A Bahrain court will allow four journalists accused of publishing false stories about the kingdom's anti-government crackdown to call witnesses in their trial.
The court made its decision at a Wednesday hearing for former editor-in-chief Mansoor al-Jamri and three other journalists who worked for al-Wasat, one of the kingdom's leading independent newspapers. One journalist is being tried in absentia. They are charged with publishing misleading information.
At the hearing, Al-Jamri said his newspaper had been deliberately deceived by plotters in Saudi Arabia who provided false information.
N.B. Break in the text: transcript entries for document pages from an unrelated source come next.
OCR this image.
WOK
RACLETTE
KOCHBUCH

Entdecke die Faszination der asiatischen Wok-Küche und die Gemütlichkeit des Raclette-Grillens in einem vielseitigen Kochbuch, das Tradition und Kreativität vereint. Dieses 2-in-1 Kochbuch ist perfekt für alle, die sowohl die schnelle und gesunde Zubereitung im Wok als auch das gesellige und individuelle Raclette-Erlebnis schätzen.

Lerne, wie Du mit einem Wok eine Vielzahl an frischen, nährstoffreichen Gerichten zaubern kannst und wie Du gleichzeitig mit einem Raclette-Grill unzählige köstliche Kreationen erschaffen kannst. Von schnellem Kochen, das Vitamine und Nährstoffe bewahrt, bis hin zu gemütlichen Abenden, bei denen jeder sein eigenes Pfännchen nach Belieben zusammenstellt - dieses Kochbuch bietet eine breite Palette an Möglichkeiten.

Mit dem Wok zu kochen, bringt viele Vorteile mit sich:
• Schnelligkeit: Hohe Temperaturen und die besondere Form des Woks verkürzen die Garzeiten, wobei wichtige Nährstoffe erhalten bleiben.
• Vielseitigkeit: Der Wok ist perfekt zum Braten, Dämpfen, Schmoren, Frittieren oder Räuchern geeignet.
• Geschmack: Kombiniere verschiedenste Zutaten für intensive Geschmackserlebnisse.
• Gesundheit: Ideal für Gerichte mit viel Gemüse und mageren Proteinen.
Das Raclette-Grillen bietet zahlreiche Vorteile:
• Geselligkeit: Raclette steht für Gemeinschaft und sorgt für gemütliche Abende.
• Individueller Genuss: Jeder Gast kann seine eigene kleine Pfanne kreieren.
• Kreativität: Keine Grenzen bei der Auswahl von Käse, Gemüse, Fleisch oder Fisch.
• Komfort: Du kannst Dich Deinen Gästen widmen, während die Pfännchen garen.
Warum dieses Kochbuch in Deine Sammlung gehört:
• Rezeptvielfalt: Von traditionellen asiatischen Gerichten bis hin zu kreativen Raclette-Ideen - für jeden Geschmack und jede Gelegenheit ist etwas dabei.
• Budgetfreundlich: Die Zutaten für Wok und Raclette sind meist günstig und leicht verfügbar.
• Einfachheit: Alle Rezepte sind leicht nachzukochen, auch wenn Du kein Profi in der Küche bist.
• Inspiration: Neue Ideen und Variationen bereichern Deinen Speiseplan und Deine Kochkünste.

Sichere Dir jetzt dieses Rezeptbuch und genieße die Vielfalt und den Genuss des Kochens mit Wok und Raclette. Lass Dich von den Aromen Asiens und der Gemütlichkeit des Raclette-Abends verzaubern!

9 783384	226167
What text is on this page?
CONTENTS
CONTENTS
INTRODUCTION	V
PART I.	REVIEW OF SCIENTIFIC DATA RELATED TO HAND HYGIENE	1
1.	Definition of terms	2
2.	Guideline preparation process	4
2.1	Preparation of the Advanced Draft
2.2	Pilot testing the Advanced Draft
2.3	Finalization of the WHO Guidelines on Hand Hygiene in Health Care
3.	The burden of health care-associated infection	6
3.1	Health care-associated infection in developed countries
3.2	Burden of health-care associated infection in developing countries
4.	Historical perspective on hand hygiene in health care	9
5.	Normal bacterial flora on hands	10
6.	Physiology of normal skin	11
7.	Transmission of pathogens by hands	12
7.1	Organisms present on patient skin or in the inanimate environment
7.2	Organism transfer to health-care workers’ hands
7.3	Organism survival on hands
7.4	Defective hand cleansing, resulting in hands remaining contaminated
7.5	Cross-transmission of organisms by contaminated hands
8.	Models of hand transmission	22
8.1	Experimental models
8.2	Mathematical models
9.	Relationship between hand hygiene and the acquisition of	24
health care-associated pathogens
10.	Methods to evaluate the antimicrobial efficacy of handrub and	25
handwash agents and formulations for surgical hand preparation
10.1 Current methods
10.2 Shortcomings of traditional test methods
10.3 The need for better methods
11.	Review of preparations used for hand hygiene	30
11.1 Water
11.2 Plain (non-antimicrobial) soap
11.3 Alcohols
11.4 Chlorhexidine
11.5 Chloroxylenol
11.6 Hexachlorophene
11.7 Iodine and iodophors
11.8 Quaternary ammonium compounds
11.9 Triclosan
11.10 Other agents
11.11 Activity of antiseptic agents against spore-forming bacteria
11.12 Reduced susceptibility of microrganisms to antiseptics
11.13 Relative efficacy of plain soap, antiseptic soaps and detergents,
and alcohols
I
The journalists' trial is part of the Bahraini government's broad crackdown on perceived dissent. Rights groups say hundreds of people are on trial in what they call a revenge move by the kingdom's Sunni rulers who put down anti-government protests led by the country's Shi'ite majority.
The trial for the journalists is one of only a few cases that have gone before a civilian court instead of a special military tribunal.
International rights groups have been urging Bahrain to stop all cases before the military tribunal because of allegations that the proceedings are politically motivated.
On Tuesday, the U.S.-based group Human Rights Watch said most of the convictions from the military tribunal have been for "blatantly political charges" such as participating in unauthorized demonstrations and "incitement of hatred against the regime."
Separately, Amnesty International has called on Bahraini authorities to immediately open an independent investigation into allegations of torture and to throw out any confessions extracted under duress.
In another development Wednesday, Bahrain has announced it is suing the British newspaper The Independent for alleged libel for a series of articles written mostly by its Middle East correspondent Robert Fisk.
Some information for this report was provided by AP, AFP and Reuters.